Thursday, October 9, 2014

Magical Shanghai

My friend Jeff has been sent to Shanghai on a work assignment for a few months.  He has graciously let me borrow some of his photos!  (Thanks for sharing, Jeff!)

Shanghai is the largest Chinese city by population, and also the largest city by population - more than 24 million as of 2013 -  in the entire world!

The Pearl TV Tower by night
Shanghai is a global financial center and a transportation hub.  The world's busiest container port is in the Shanghai harbor.

Shanghai sits at the mouth of the Yangtze River in East China.  It has been a center for trade and shipping for 2,000 years!

National Day is one of only seven official public holidays in the Chinese year.  It is held for three days, from October 1st through the 3rd.  Jeff arrived just in time to see it.  Here we have a crowded pedestrian-only street during "National Day" in Shanghai:
Nanjing Road
The amount of people in the streets is mind-boggling.  Jeff also said the fireworks display was incredible and seemed to go on forever.
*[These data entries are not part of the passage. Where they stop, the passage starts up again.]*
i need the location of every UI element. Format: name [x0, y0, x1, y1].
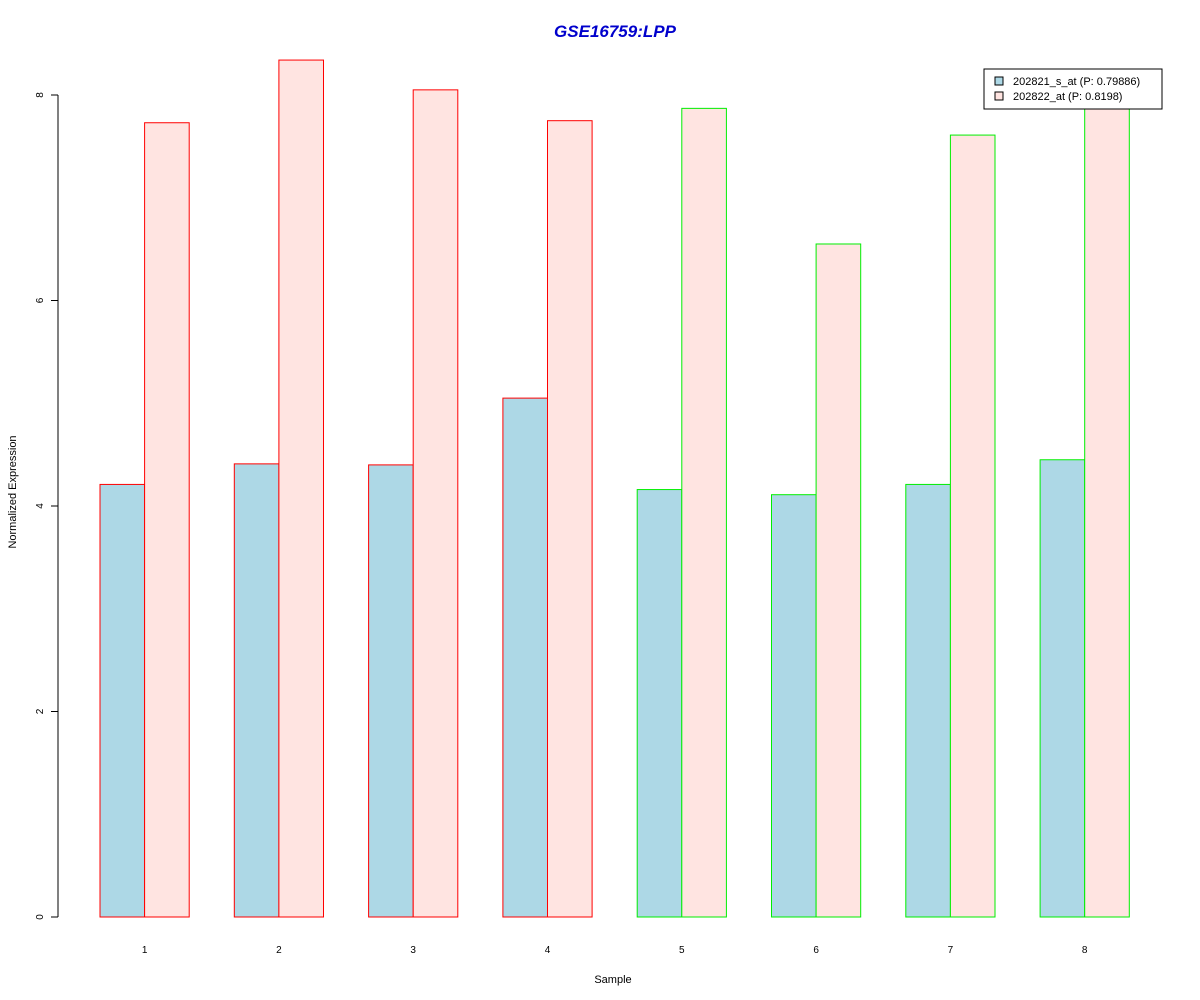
y-axis-label: Normalized Expression	[7, 435, 19, 548]
bar-sample-3-series-2	[412, 89, 459, 918]
bar-sample-8-series-2	[1084, 89, 1130, 918]
bar-sample-4-series-1	[502, 397, 548, 918]
bar-sample-2-series-2	[278, 59, 324, 918]
bar-sample-2-series-1	[233, 463, 280, 918]
bar-sample-7-series-2	[949, 134, 996, 918]
y-tick-label: 2	[35, 708, 46, 714]
bar-sample-3-series-1	[368, 464, 414, 918]
x-tick-label: 2	[276, 945, 282, 956]
legend-label-series-2: 202822_at (P: 0.8198)	[1013, 91, 1122, 103]
y-axis: 0 2 4 6 8	[35, 92, 59, 920]
bar-sample-1-series-2	[144, 122, 190, 918]
bar-sample-7-series-1	[905, 483, 951, 918]
x-tick-label: 8	[1082, 945, 1088, 956]
legend: 202821_s_at (P: 0.79886) 202822_at (P: 0…	[983, 68, 1163, 110]
y-tick-label: 0	[35, 914, 46, 920]
x-tick-label: 7	[948, 945, 954, 956]
x-tick-label: 6	[813, 945, 819, 956]
bar-sample-8-series-1	[1039, 459, 1086, 918]
x-tick-label: 4	[545, 945, 551, 956]
legend-swatch-series-1	[994, 76, 1004, 86]
y-tick-label: 6	[35, 297, 46, 303]
bar-sample-6-series-1	[771, 494, 817, 918]
y-tick-label: 8	[35, 92, 46, 98]
bar-sample-5-series-2	[681, 107, 727, 918]
bar-sample-5-series-1	[636, 489, 683, 918]
x-axis-label: Sample	[594, 974, 631, 986]
x-tick-label: 5	[679, 945, 685, 956]
x-tick-label: 3	[410, 945, 416, 956]
legend-label-series-1: 202821_s_at (P: 0.79886)	[1013, 76, 1140, 88]
bar-sample-4-series-2	[547, 120, 593, 918]
bar-sample-1-series-1	[99, 483, 146, 918]
legend-swatch-series-2	[994, 91, 1004, 101]
x-tick-labels: 1 2 3 4 5 6 7 8	[142, 945, 1088, 956]
chart-title: GSE16759:LPP	[554, 22, 677, 41]
y-tick-label: 4	[35, 503, 46, 509]
legend-box	[983, 68, 1163, 110]
bar-sample-6-series-2	[815, 243, 862, 918]
x-tick-label: 1	[142, 945, 148, 956]
bars-group	[99, 59, 1130, 918]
National Day celebration on Nanjing Road
The British, French, Americans and Japanese have all had their influence on Shanghai's development into one of the world's most modern and sophisticated cities.
Shanghai's Oriental Pearl TV Tower in Pudong Park
The Pearl Tower (above) is 1,536 feet high, making it the world's sixth and China's second tallest TV and radio tower.  Visitors can travel up and down the tower in double-decker elevators that can hold up to fifty people and move at the rate of seven meters per second.

According the the Travel China Guide website:
The inner tower is a recreational palace, while the Shanghai Municipal History Museum is located in the tower's pedestal. The large lower sphere has a futuristic space city and a fabulous sightseeing hall. From here, on a clear day a visitor can see all the way to the Yangtze River. The base of the tower is home to a science fantasy city. The five smaller spheres are a hotel that contains twenty-five elegant rooms and lounges. The pearl at the very top contains shops, restaurants, (including a rotating restaurant) and a sightseeing floor. The view of Shanghai from this height fills you with wonder at the beauty that surrounds you. When viewed from the Bund at night, the tower's three-dimensional lighting makes it a delight of brilliant color.
As mentioned, it's not far from the Bund, the 1,500 meter-long promenade along the waterfront which has both modern and historic buildings (below).  The Bund consists of 19th century colonial buildings built by the British after the Treaty of Nanjing in 1842.  For years this area was considered Shanghai's richest and most prosperous section and earned the nickname, the "Wall Street of Asia".

Buildings along the Bund - on the far left you see Shanghai's Pudong Development Bank and Customs House
On the far left in the photo above, you can see Shanghai's Pudong Development Bank and Customs House.  The buildings in the middle and to the right are old colonial buildings and represent some of the oldest and most historic buildings in the Bund.

It's been fun reading about this intriguing city!  I'm looking forward to more posts and interesting photos from Jeff in the future.  I hope you are too!